An Unofficial Rose
Last night I finished reading Iris Murdoch‘s An Unofficial Rose. It’s her sixth novel, and the sixth one I’ve read. Coincidence? Not at all. I’ve been trying to read her work in the order it was published. It’s something I do with a lot of authors. Am I just weirdly compulsive that way, or do other people do the same thing?
An Unofficial Rose is a complicated story, which is typical for Murdoch. Hugh Peronnet’s wife has died after forty years of marriage, and he begins to pursue his old mistress, Emma Sands, for whom he had nearly left his wife once. His son, Randall, dreams of breaking free from his marriage; he has fallen in love with a woman he deems perfect, Emma’s secretary Lindsey. Mildred Finch, a friend of the family, meanwhile, has long been in love with Hugh. Her brother is in love with Randall’s wife, Ann, and she reciprocates that love, but neither is willing to do anything about it so long as she is married to Randall. Hugh’s grandson Penn is infatuated with Randall and Ann’s daughter Miranda. And Miranda? She has plans of her own.
Put like that, An Unofficial Rose could sound like a cheap soap opera, but that would be far from the truth. Each of the relationships in the story — and there are more of them I haven’t mentioned here — sheds light on the other ones and on the various personalities involved.

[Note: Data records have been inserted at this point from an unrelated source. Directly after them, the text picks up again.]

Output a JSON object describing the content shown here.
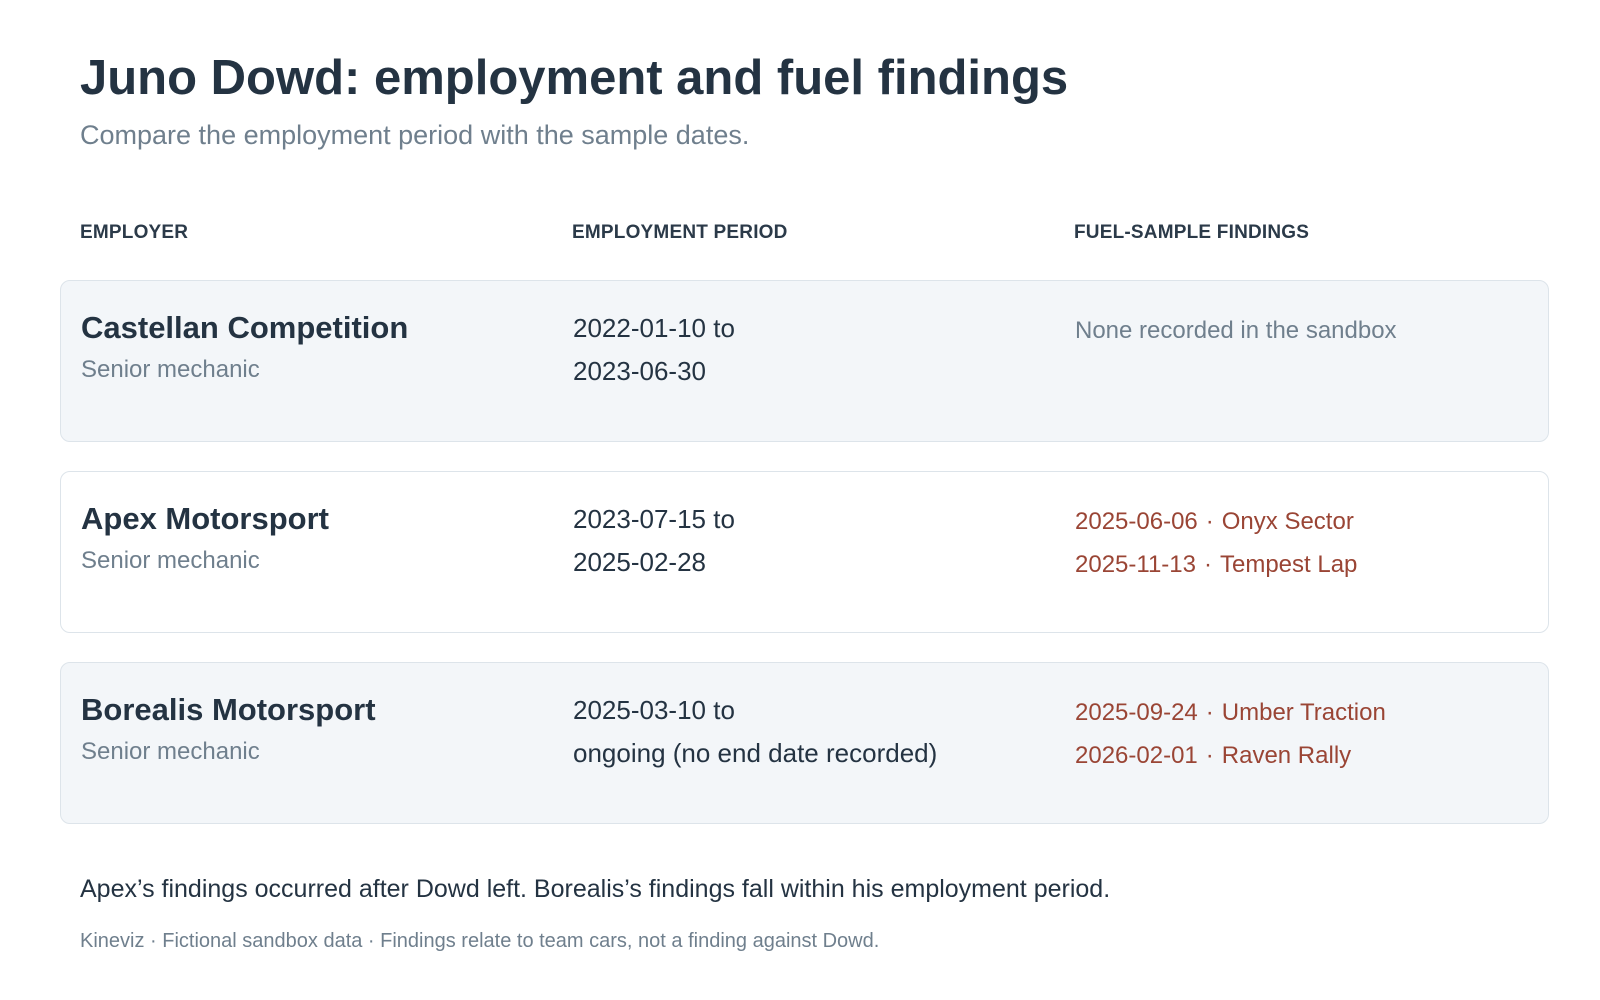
{
  "header": {
    "title": "Juno Dowd: employment and fuel findings",
    "subtitle": "Compare the employment period with the sample dates."
  },
  "columns": {
    "employer": "EMPLOYER",
    "period": "EMPLOYMENT PERIOD",
    "findings": "FUEL-SAMPLE FINDINGS"
  },
  "rows": [
    {
      "employer": "Castellan Competition",
      "role": "Senior mechanic",
      "period_start": "2022-01-10 to",
      "period_end": "2023-06-30",
      "findings_none": "None recorded in the sandbox",
      "findings": []
    },
    {
      "employer": "Apex Motorsport",
      "role": "Senior mechanic",
      "period_start": "2023-07-15 to",
      "period_end": "2025-02-28",
      "findings": [
        {
          "date": "2025-06-06",
          "event": "Onyx Sector"
        },
        {
          "date": "2025-11-13",
          "event": "Tempest Lap"
        }
      ]
    },
    {
      "employer": "Borealis Motorsport",
      "role": "Senior mechanic",
      "period_start": "2025-03-10 to",
      "period_end": "ongoing (no end date recorded)",
      "findings": [
        {
          "date": "2025-09-24",
          "event": "Umber Traction"
        },
        {
          "date": "2026-02-01",
          "event": "Raven Rally"
        }
      ]
    }
  ],
  "finding_separator": "·",
  "summary": "Apex’s findings occurred after Dowd left. Borealis’s findings fall within his employment period.",
  "footer": "Kineviz · Fictional sandbox data · Findings relate to team cars, not a finding against Dowd.",
  "colors": {
    "text": "#243342",
    "muted": "#6f7f8d",
    "finding": "#9a4535",
    "row_shaded": "#f3f6f9",
    "row_border": "#dde4ea"
  }
}
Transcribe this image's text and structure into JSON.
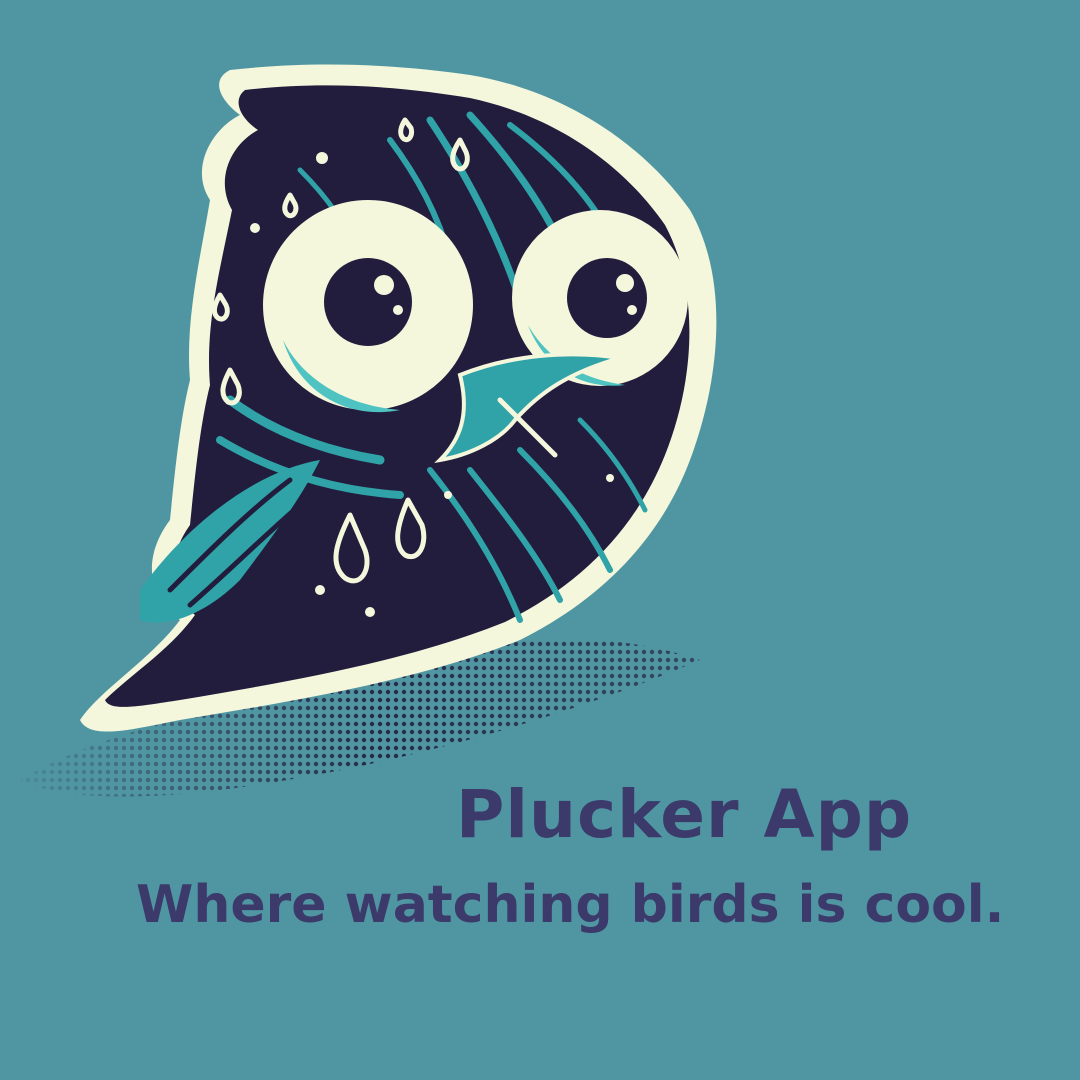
{
  "brand": {
    "title": "Plucker App",
    "tagline": "Where watching birds is cool."
  },
  "illustration": {
    "subject": "bird-mascot-icon"
  },
  "colors": {
    "background": "#5096a2",
    "text": "#3b3a6b",
    "bird_dark": "#231d3d",
    "bird_teal": "#2fa3a8",
    "bird_light_teal": "#4ec3c2",
    "outline_cream": "#f4f7dc"
  }
}
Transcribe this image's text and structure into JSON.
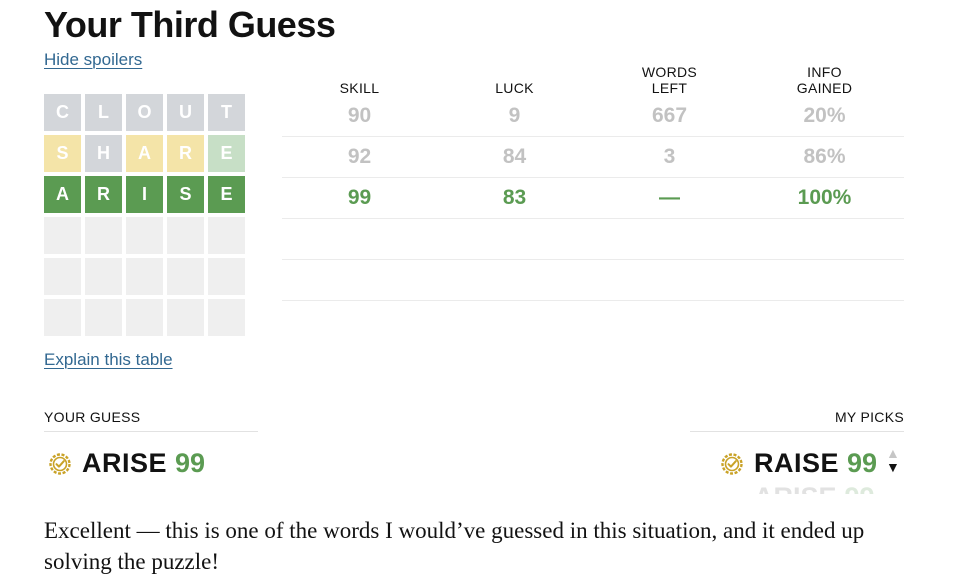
{
  "title": "Your Third Guess",
  "hide_spoilers": "Hide spoilers",
  "explain_table": "Explain this table",
  "grid": [
    {
      "letters": [
        "C",
        "L",
        "O",
        "U",
        "T"
      ],
      "colors": [
        "gray",
        "gray",
        "gray",
        "gray",
        "gray"
      ]
    },
    {
      "letters": [
        "S",
        "H",
        "A",
        "R",
        "E"
      ],
      "colors": [
        "yellow",
        "gray",
        "yellow",
        "yellow",
        "lightgreen"
      ]
    },
    {
      "letters": [
        "A",
        "R",
        "I",
        "S",
        "E"
      ],
      "colors": [
        "green",
        "green",
        "green",
        "green",
        "green"
      ]
    },
    {
      "letters": [
        "",
        "",
        "",
        "",
        ""
      ],
      "colors": [
        "empty",
        "empty",
        "empty",
        "empty",
        "empty"
      ]
    },
    {
      "letters": [
        "",
        "",
        "",
        "",
        ""
      ],
      "colors": [
        "empty",
        "empty",
        "empty",
        "empty",
        "empty"
      ]
    },
    {
      "letters": [
        "",
        "",
        "",
        "",
        ""
      ],
      "colors": [
        "empty",
        "empty",
        "empty",
        "empty",
        "empty"
      ]
    }
  ],
  "stats": {
    "headers": {
      "skill": "SKILL",
      "luck": "LUCK",
      "words_left_1": "WORDS",
      "words_left_2": "LEFT",
      "info_1": "INFO",
      "info_2": "GAINED"
    },
    "rows": [
      {
        "skill": "90",
        "luck": "9",
        "words_left": "667",
        "info": "20%"
      },
      {
        "skill": "92",
        "luck": "84",
        "words_left": "3",
        "info": "86%"
      },
      {
        "skill": "99",
        "luck": "83",
        "words_left": "—",
        "info": "100%"
      }
    ]
  },
  "your_guess": {
    "label": "YOUR GUESS",
    "word": "ARISE",
    "score": "99"
  },
  "my_picks": {
    "label": "MY PICKS",
    "word": "RAISE",
    "score": "99",
    "next_word": "ARISE",
    "next_score": "99"
  },
  "summary": "Excellent — this is one of the words I would’ve guessed in this situation, and it ended up solving the puzzle!",
  "colors": {
    "green": "#5b9b52",
    "yellow": "#f4e4a8",
    "gray": "#d3d6da",
    "link": "#326891",
    "badge": "#c9a227"
  }
}
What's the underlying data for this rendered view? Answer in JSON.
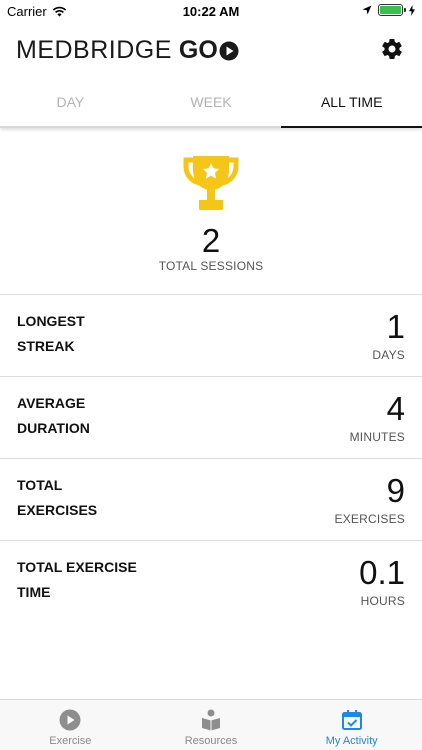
{
  "status_bar": {
    "carrier": "Carrier",
    "time": "10:22 AM"
  },
  "header": {
    "logo_text": "MEDBRIDGE",
    "logo_suffix": "GO"
  },
  "tabs": [
    {
      "label": "DAY",
      "active": false
    },
    {
      "label": "WEEK",
      "active": false
    },
    {
      "label": "ALL TIME",
      "active": true
    }
  ],
  "summary": {
    "icon": "trophy-icon",
    "value": "2",
    "label": "TOTAL SESSIONS"
  },
  "stats": [
    {
      "label_line1": "LONGEST",
      "label_line2": "STREAK",
      "value": "1",
      "unit": "DAYS"
    },
    {
      "label_line1": "AVERAGE",
      "label_line2": "DURATION",
      "value": "4",
      "unit": "MINUTES"
    },
    {
      "label_line1": "TOTAL",
      "label_line2": "EXERCISES",
      "value": "9",
      "unit": "EXERCISES"
    },
    {
      "label_line1": "TOTAL EXERCISE",
      "label_line2": "TIME",
      "value": "0.1",
      "unit": "HOURS"
    }
  ],
  "bottom_nav": [
    {
      "label": "Exercise",
      "icon": "play-circle-icon",
      "active": false
    },
    {
      "label": "Resources",
      "icon": "book-reader-icon",
      "active": false
    },
    {
      "label": "My Activity",
      "icon": "calendar-check-icon",
      "active": true
    }
  ],
  "colors": {
    "accent": "#1e88e5",
    "trophy": "#f5c518",
    "battery": "#36c24f"
  }
}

Murdoch herself was not a Christian, though the book begins and ends with Scripture (“O spare me a little, that I may recover my strength: before I go hence and be no more seen”). Somewhere Murdoch once referred to herself as a Manichaean, in the sense that, though she didn’t believe in the God of Scripture, she did believe in an absolute Good and Evil. But Good and Evil aren’t merely concepts that float somewhere off in space; they are lived out in our concrete lives, in the choices we make, and in particular in the choices we make in our relationships. We often make bad choices for good motives and good choices for bad motives — and many times, we can’t even determine what our real motives are (“But to be understood is not a human right. Even to understand oneself is not a human right”). Nor do we always know what we want. Certainly, we want happiness, but where is happiness to be found? Not every path that promises happiness brings you to that goal, nor does every painful step doom you to a life of misery.
It’s not my favourite Murdoch novel, nor is it a book I’d recommend to everyone, but it is a thought-provoking read. For more on Murdoch’s ethical fiction, you might want to see the articles by Alan Jacobs and Joseph Malikail.